En particulier, Py écrit pour lui toute une série de couplets mis en musique (Barbin aime chanter) sur des airs du patrimoine commun à tous les Français, petits et grands (Le roi Dagobert, Au clair de la lune, Frères Jacques, A la claire fontaine, etc.), intermèdes réjouissants comme si les songs de Brecht venaient donner une aubade à Shakespeare.
Affublé d’un bonnet et bientôt d’un tutu qui lui rappelle la pauvre Cordélia tant aimée et bannie par le roi, le Fou de Barbin va ainsi traverser toute la soirée. Toute ? J’avoue ne pas pouvoir le dire car, pour des raisons de santé (ce n’est pas un langage diplomatique), j’ai dû quitter la représentation avant la fin. Mais je ne crois pas me tromper en affirmant que, de facto, le pivot du spectacle avant que la guerre ne s’invite avec son charnier, c’est lui. Avec son écho : le personnage qui, ayant vu l’horreur de la trahison, s’enfuit, perd la raison, finit pas vivre nu comme un animal sauvage dans la forêt (une armoire) et dont la route croise celle de Lear, un ami de son père. La folie est contagieuse, Lear vacille. Cette ligne dramaturgique, le spectacle la tient, mais c’est comme une corde au-dessus du vide car, à côté, ça tangue tant et plus.

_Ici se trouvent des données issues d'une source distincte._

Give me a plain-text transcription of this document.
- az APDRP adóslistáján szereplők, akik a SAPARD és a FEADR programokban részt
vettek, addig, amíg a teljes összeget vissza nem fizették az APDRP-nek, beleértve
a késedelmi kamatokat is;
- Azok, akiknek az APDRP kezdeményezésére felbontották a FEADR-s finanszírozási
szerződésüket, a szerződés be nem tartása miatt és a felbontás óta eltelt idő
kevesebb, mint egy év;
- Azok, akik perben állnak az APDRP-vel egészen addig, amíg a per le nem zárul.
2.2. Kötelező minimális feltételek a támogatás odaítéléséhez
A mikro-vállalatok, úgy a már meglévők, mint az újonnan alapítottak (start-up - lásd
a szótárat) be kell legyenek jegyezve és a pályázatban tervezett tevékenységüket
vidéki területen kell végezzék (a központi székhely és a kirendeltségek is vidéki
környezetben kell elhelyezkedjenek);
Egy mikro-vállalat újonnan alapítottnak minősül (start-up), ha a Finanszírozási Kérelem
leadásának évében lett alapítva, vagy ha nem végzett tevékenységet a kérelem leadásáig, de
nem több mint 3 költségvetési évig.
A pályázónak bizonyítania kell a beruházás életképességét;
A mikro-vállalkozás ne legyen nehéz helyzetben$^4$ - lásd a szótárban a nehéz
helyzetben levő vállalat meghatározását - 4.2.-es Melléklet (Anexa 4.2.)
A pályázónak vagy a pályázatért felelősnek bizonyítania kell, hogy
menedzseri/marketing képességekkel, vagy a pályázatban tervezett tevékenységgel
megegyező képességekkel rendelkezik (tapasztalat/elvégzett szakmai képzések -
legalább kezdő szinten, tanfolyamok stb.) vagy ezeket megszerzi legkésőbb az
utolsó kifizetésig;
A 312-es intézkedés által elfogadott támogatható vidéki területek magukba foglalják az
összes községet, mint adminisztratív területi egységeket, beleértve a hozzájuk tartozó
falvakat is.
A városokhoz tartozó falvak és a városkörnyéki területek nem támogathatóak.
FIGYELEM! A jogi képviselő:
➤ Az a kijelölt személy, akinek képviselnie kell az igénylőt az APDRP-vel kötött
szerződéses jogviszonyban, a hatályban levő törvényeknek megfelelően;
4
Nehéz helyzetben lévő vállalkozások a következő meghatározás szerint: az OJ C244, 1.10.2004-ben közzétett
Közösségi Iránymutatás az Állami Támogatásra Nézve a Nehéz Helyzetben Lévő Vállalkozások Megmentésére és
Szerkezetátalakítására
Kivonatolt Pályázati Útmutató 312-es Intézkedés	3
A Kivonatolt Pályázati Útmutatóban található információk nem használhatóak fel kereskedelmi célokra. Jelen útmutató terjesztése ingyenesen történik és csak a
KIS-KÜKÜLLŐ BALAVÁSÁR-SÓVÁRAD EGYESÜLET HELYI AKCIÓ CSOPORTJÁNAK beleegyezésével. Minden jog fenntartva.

Le corps agile de l’acteur Jean-Damien Barbin, son sens inné de l’amicale dérision, son goût des couvre-chefs et sa voix grave font merveille. Même si, lui aussi, gâchant notre plaisir, cède comme tous les acteurs de ce Lear (excepté Jean-Marie Winling, Gloucester, qui assure) à la maladie infantile des spectacles données dans la Cour d’honneur : le hurlement. C’est d’autant plus incompréhensible que tous les acteurs sont équipés de micros HF, le seul vêtement porté même lorsque le roi est nu. Le rôle du roi Lear est tenu par un acteur fidèle et fétiche d’Olivier Py, Philippe Girard. Lui aussi s’égosille, martèle des syllabes comme il sait le faire mais pourquoi tape-t-il du pied à tout bout de champ ? Sur le grand plancher dressé dans la Cour d’honneur, cela paraît bien petit, quelque peu ridicule. On aurait souhaité une direction d’acteurs plus soutenue, plus exigeante. Volontairement sans doute, Py leur lâche la bride. On va au plus vite, au plus simple jusqu’à trop simplifier la complexité de certains personnages (les filles de Lear, par exemple), ça vire au guignol.
Moto et scotch noir
Quel bouffon, ce Py ! C’est ce que l’on a envie de dire quand il accumule les effets à deux balles : faire arriver un personnage harnaché de cuir et la tête recouverte d’un casque pourquoi pas, mais le jucher sur une moto qui pétarade et vire précautionneusement à deux à l’heure, c’est ridicule. Faire de Cordélia une gamine à peine pubère, danseuse en tutu genre petit rat de l’opéra et, pour enfoncer le clou, coller sur sa bouche un morceau de scotch noir pour signifier son silence, c’est accablant de niaiserie et ce n’est même pas drôle. Et ainsi de suite.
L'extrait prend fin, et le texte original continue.